Relatively barebones tech inside the pen makes it smaller. The S-Pen slips into a slot in the phone easily, and is cheaper to replace. At Amazon right now you can buy a replacement S-Pen for under £20. The Apple Pencil costs £89. This is in part because it’s an Apple product, but it also has a battery, Bluetooth transmitter and multiple pressure and angle sensors the S-Pen lacks.

Or lacked. Largely reputable rumours suggest the next S-Pen will have Bluetooth. This means it will need its own battery. Even if the electromagnetic inductance is able to provide enough power for Bluetooth, this would only work when the pen is around a centimetre from the screen with current designs.

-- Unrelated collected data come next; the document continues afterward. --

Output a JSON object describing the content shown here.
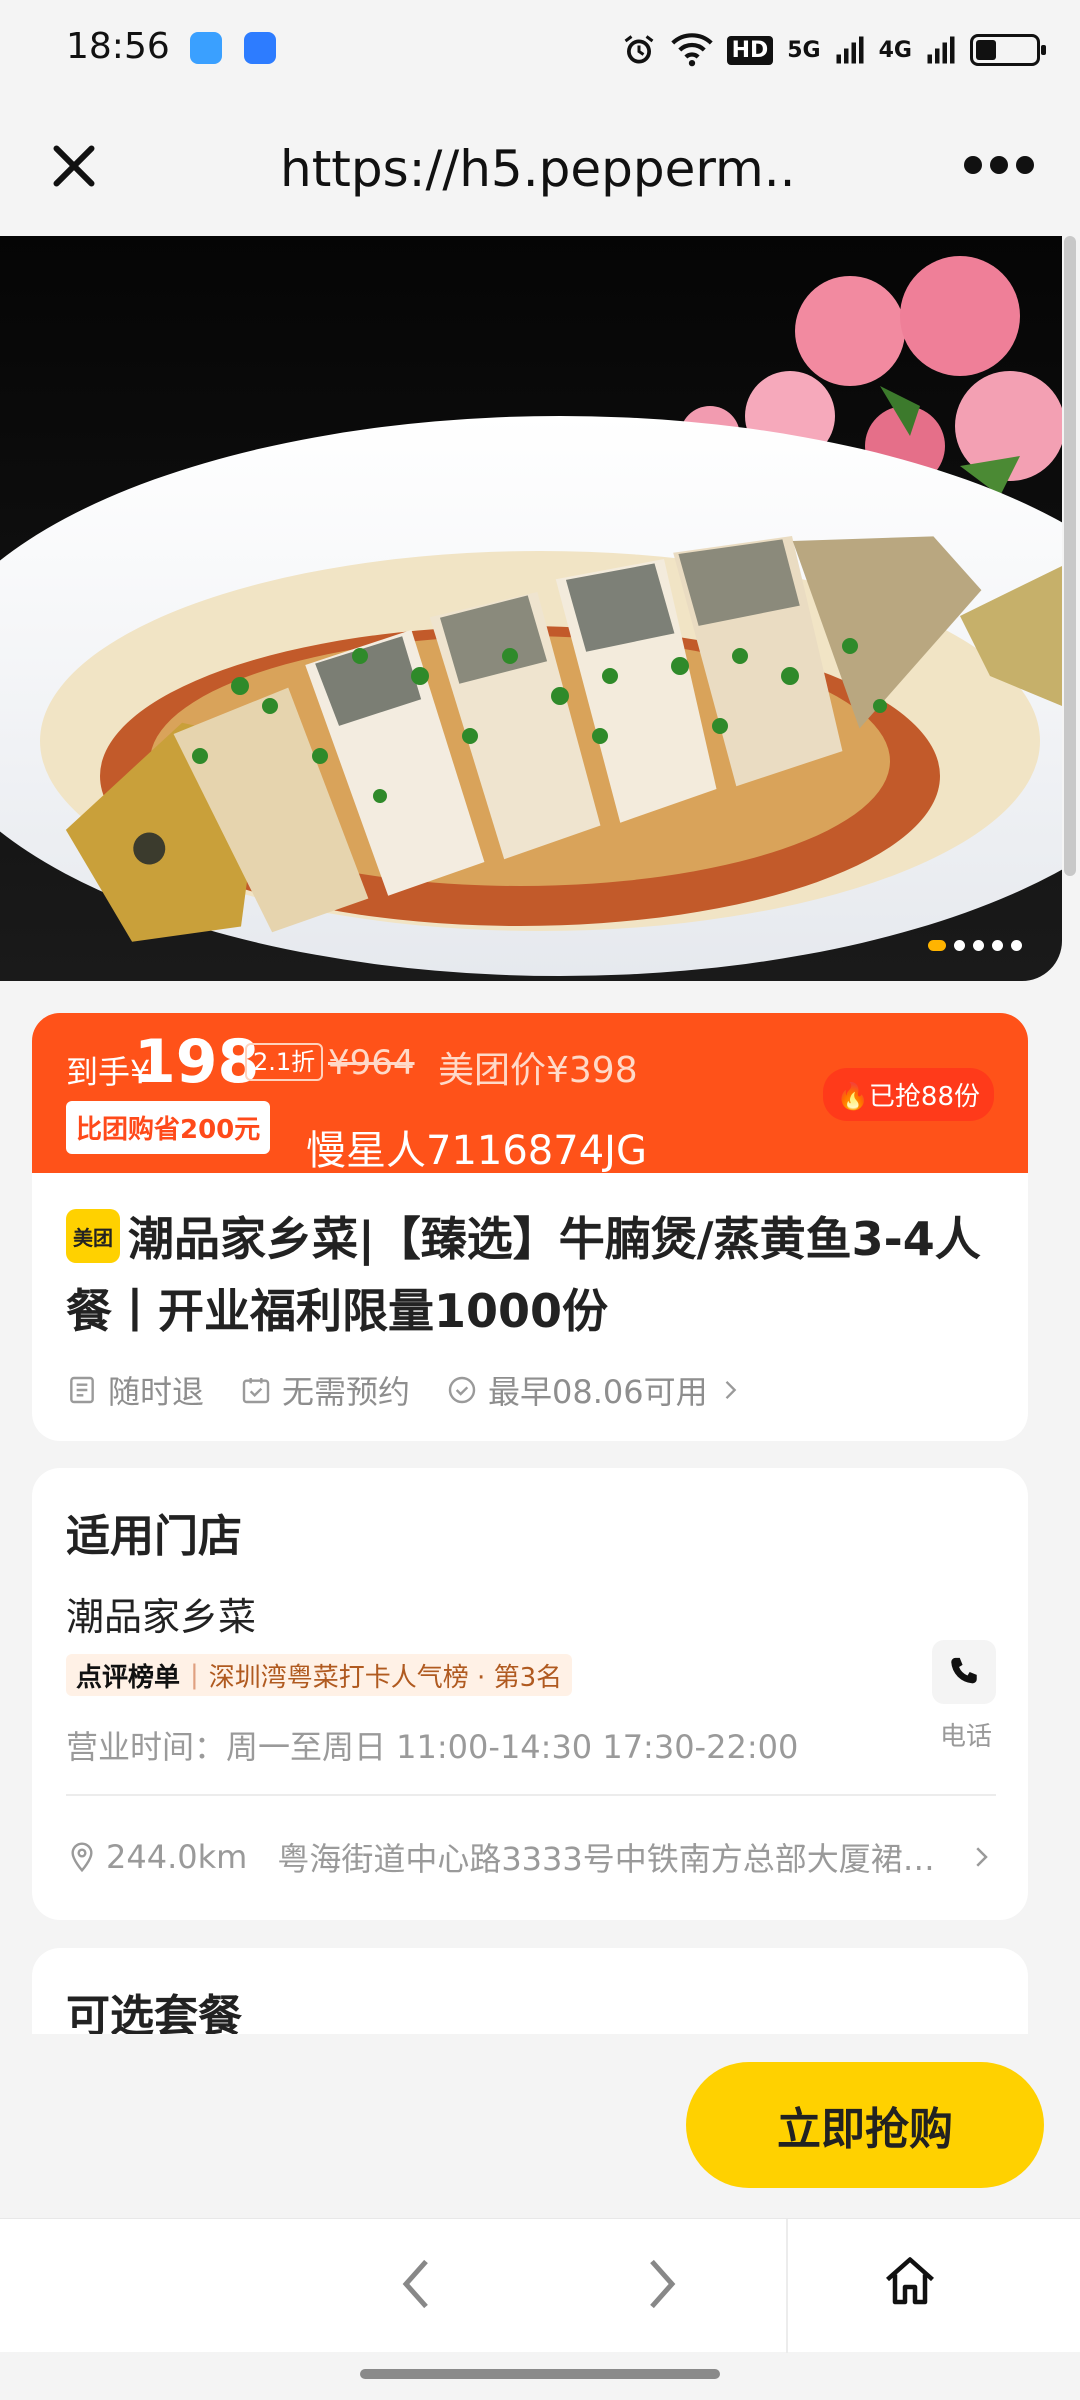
{
  "status_bar": {
    "time": "18:56",
    "wifi_icon": "wifi-icon",
    "hd_label": "HD",
    "sim1_label": "5G",
    "sim2_label": "4G",
    "battery_level_fraction": 0.35
  },
  "browser": {
    "url": "https://h5.pepperm...",
    "close_icon": "close-icon",
    "more_icon": "more-icon"
  },
  "hero": {
    "image_icon": "food-photo",
    "total_slides": 5,
    "active_slide": 1
  },
  "price": {
    "label": "到手¥",
    "value": "198",
    "discount": "2.1折",
    "original": "¥964",
    "meituan_price": "美团价¥398",
    "save_badge": "比团购省200元",
    "grabbed": "已抢88份",
    "watermark": "慢星人7116874JG"
  },
  "product": {
    "brand_badge": "美团",
    "title": "潮品家乡菜|【臻选】牛腩煲/蒸黄鱼3-4人餐丨开业福利限量1000份",
    "features": [
      {
        "label": "随时退",
        "icon": "document-icon"
      },
      {
        "label": "无需预约",
        "icon": "calendar-check-icon"
      },
      {
        "label": "最早08.06可用",
        "icon": "check-circle-icon"
      }
    ]
  },
  "store": {
    "section_title": "适用门店",
    "name": "潮品家乡菜",
    "rank_label": "点评榜单",
    "rank_desc": "深圳湾粤菜打卡人气榜 · 第3名",
    "hours": "营业时间：周一至周日 11:00-14:30 17:30-22:00",
    "phone_label": "电话",
    "distance": "244.0km",
    "address": "粤海街道中心路3333号中铁南方总部大厦裙楼..."
  },
  "combos": {
    "section_title": "可选套餐"
  },
  "actions": {
    "buy_label": "立即抢购"
  },
  "colors": {
    "accent_orange": "#ff5219",
    "brand_yellow": "#ffd100"
  }
}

A Bluetooth approach would let a pen’s button press act as a gesture key for all sorts of other applications, from metres away. It could fire off the camera, switch slides in a presentation or function as a rather unlikely music controller. Samsung may well add all these contextual functions, integrating them with its own apps where possible. Going slightly overboard with new features is very “Samsung”.

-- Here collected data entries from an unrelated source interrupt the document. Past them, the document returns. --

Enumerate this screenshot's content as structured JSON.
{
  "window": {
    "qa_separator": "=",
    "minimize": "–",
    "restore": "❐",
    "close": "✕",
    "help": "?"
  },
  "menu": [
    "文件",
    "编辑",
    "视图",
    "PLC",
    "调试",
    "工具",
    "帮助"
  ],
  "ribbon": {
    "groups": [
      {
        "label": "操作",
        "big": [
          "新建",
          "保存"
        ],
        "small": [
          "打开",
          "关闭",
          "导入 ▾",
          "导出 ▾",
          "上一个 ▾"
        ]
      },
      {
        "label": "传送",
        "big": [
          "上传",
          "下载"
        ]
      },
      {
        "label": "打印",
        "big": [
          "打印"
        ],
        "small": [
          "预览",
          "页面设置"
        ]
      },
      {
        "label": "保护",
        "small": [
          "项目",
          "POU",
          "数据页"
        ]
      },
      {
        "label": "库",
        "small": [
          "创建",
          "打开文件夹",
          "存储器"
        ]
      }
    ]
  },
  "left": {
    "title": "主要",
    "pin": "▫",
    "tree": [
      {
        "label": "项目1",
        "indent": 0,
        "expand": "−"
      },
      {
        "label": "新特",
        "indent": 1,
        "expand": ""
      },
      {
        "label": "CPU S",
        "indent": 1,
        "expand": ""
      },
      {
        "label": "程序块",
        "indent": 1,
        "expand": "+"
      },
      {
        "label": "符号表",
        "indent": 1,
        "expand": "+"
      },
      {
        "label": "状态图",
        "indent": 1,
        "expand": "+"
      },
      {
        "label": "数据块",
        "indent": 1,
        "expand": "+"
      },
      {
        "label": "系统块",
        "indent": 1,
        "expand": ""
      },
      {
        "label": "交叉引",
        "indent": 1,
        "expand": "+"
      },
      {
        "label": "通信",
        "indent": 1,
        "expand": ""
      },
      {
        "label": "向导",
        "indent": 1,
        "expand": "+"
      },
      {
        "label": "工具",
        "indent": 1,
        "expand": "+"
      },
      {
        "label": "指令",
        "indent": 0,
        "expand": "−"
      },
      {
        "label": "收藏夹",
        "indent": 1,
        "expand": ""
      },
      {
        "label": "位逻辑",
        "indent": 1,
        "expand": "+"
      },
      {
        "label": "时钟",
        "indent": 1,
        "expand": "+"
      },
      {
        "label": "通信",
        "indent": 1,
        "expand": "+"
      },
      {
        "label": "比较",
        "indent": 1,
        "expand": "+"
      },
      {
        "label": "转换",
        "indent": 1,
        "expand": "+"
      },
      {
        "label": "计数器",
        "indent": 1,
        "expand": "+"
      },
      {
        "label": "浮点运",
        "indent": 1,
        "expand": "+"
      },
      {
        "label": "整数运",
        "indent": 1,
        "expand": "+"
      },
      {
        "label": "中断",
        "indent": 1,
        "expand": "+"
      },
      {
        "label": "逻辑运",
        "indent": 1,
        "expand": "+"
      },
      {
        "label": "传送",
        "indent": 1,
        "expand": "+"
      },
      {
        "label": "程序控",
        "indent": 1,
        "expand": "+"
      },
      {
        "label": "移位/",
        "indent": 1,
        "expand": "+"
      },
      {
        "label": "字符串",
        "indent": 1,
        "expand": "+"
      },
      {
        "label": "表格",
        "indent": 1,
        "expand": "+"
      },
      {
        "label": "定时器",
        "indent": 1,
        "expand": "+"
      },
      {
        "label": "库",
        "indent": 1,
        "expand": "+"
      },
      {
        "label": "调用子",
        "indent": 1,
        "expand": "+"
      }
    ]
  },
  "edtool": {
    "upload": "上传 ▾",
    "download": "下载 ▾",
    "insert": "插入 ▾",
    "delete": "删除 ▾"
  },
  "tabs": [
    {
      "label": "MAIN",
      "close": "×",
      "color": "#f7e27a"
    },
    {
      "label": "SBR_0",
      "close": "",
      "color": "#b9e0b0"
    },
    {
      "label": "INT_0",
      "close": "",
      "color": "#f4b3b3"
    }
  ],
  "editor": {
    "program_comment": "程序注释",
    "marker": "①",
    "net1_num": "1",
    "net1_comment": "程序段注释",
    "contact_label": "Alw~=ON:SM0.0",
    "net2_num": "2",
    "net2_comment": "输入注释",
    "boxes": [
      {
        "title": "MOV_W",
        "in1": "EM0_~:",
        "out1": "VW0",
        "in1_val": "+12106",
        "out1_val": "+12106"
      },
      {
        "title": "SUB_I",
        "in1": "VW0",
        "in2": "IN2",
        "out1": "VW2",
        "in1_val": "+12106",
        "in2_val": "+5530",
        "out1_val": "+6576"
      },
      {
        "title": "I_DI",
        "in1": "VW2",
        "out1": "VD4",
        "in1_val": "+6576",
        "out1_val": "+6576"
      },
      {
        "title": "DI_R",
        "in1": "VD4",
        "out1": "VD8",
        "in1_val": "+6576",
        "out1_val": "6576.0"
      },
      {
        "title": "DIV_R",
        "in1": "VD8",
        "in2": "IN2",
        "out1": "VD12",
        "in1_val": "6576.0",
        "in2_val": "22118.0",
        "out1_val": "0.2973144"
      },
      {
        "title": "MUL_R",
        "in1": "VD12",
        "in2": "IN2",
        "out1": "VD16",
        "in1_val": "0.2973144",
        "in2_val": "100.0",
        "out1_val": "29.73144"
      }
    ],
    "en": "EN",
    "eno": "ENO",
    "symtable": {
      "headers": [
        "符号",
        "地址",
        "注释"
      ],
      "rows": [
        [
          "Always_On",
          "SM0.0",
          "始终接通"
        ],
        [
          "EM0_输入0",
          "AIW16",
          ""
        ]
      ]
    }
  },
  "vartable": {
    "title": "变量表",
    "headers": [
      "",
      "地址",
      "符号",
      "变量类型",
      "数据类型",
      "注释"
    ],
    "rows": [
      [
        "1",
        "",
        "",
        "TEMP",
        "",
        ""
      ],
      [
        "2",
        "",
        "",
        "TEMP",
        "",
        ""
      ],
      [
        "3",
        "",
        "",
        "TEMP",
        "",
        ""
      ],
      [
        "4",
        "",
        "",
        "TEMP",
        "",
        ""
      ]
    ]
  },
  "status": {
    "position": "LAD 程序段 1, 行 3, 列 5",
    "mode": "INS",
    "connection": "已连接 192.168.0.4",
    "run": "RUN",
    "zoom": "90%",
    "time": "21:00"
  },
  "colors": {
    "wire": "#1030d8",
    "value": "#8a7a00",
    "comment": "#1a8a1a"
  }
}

The S-Pen could even function as a controller for virtual reality. Initially this seems unlikely as it would require an accelerometer and gyroscope to track movement. However, in 2015 mCube announced a 3-axis accelerometer measuring just 1.1mm by 1.1mm. It also makes an “iGyro” chip called the MC7030 that fits all the sensors required to track full motion in a 3D space into a 2mm square.

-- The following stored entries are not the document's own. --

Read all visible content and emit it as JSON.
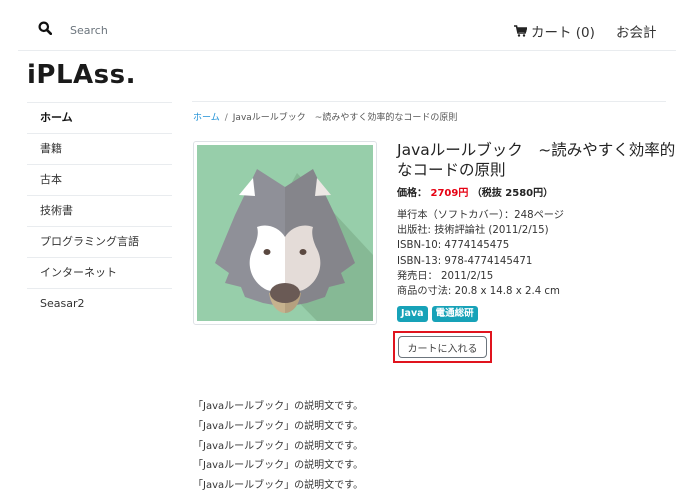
{
  "header": {
    "search_placeholder": "Search",
    "cart_label": "カート (0)",
    "checkout_label": "お会計"
  },
  "logo": "iPLAss.",
  "sidebar": {
    "items": [
      {
        "label": "ホーム",
        "active": true
      },
      {
        "label": "書籍"
      },
      {
        "label": "古本"
      },
      {
        "label": "技術書"
      },
      {
        "label": "プログラミング言語"
      },
      {
        "label": "インターネット"
      },
      {
        "label": "Seasar2"
      }
    ]
  },
  "breadcrumb": {
    "home": "ホーム",
    "separator": "/",
    "current": "Javaルールブック　~読みやすく効率的なコードの原則"
  },
  "product": {
    "title": "Javaルールブック　~読みやすく効率的なコードの原則",
    "price_label": "価格：",
    "price": "2709円",
    "price_excl_tax": "（税抜 2580円）",
    "specs": [
      "単行本（ソフトカバー）：248ページ",
      "出版社: 技術評論社 (2011/2/15)",
      "ISBN-10: 4774145475",
      "ISBN-13: 978-4774145471",
      "発売日： 2011/2/15",
      "商品の寸法: 20.8 x 14.8 x 2.4 cm"
    ],
    "tags": [
      "Java",
      "電通総研"
    ],
    "add_to_cart_label": "カートに入れる",
    "image_icon": "wolf-icon",
    "description_lines": [
      "「Javaルールブック」の説明文です。",
      "「Javaルールブック」の説明文です。",
      "「Javaルールブック」の説明文です。",
      "「Javaルールブック」の説明文です。",
      "「Javaルールブック」の説明文です。"
    ]
  },
  "colors": {
    "accent_link": "#1e90d6",
    "price_red": "#e60012",
    "tag_bg": "#17a2b8",
    "highlight_border": "#e0141e",
    "image_bg": "#97ceaa"
  }
}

Apple’s Pencil already uses a gyroscope for tilt sensing. Can Samsung fit one into a stylus that still slots into a phone that’s around 8.5mm thick? We’re sceptical. The engineering challenge is significant. However, it’s the kind of enthusiast feature worthy of the Galaxy Note series.

Note phones are also, on occasion, testing beds for features that become a core part of the S-series line-up. It gives them a specific appeal for the enthusiast crowd. The Note Edge, for example, was the first with Galaxy with a display that curved around at the side, now a staple of all top-end Samsung phones.

It had a distinct interface bar for the edge, which Samsung dropped fairly swiftly after most agreed it was rubbish. An under-screen fingerprint scanner is an experimentation candidate for the Note 9 to take on this year. At one point this was an expected feature of the iPhone X. The Vivo X20 Plus UHD was the first phone announced to use this tech. No names big in the west have to date.

Vivo’s phone uses the Synaptics Clear ID sensor, and it operates a little differently to other current designs. Most phones have capacitive finger scanners, which create fine map of the conductivity of your finger. It’s one reason these pads don’t work well if your finger is wet.

Synaptics Clear ID is an optical sensor, a camera of sorts that recognises your finger through the blank space between pixels in an OLED screen. Most who have tried the tech note it’s slower than today’s ultra-fast capacitive scanners. This may also be one reason we haven’t seen it in an important flagship device. The scale of production needs to be considered too. Synaptics announced Clear ID was in mass production in December 2017, but a top-end Samsung phone would chew up 10 million, an iPhone even more.

Will the Note 9 have one? Leaked case designs suggest the Samsung Galaxy Note 9 won’t have an under-screen sensor, but a rear finger scanner instead. And that means all attention is on the S-Pen. This is Samsung’s own strategy, though. Its teaser image for the Note 9 launch is of the phone’s S-Pen button. But what does that button do? We’ll find out soon enough.

Updated 10.07.18, 09:55 BST: The rumored new S-Pen stylus will likely be powered by electromagnetic inductance, not electromagnetic resonance.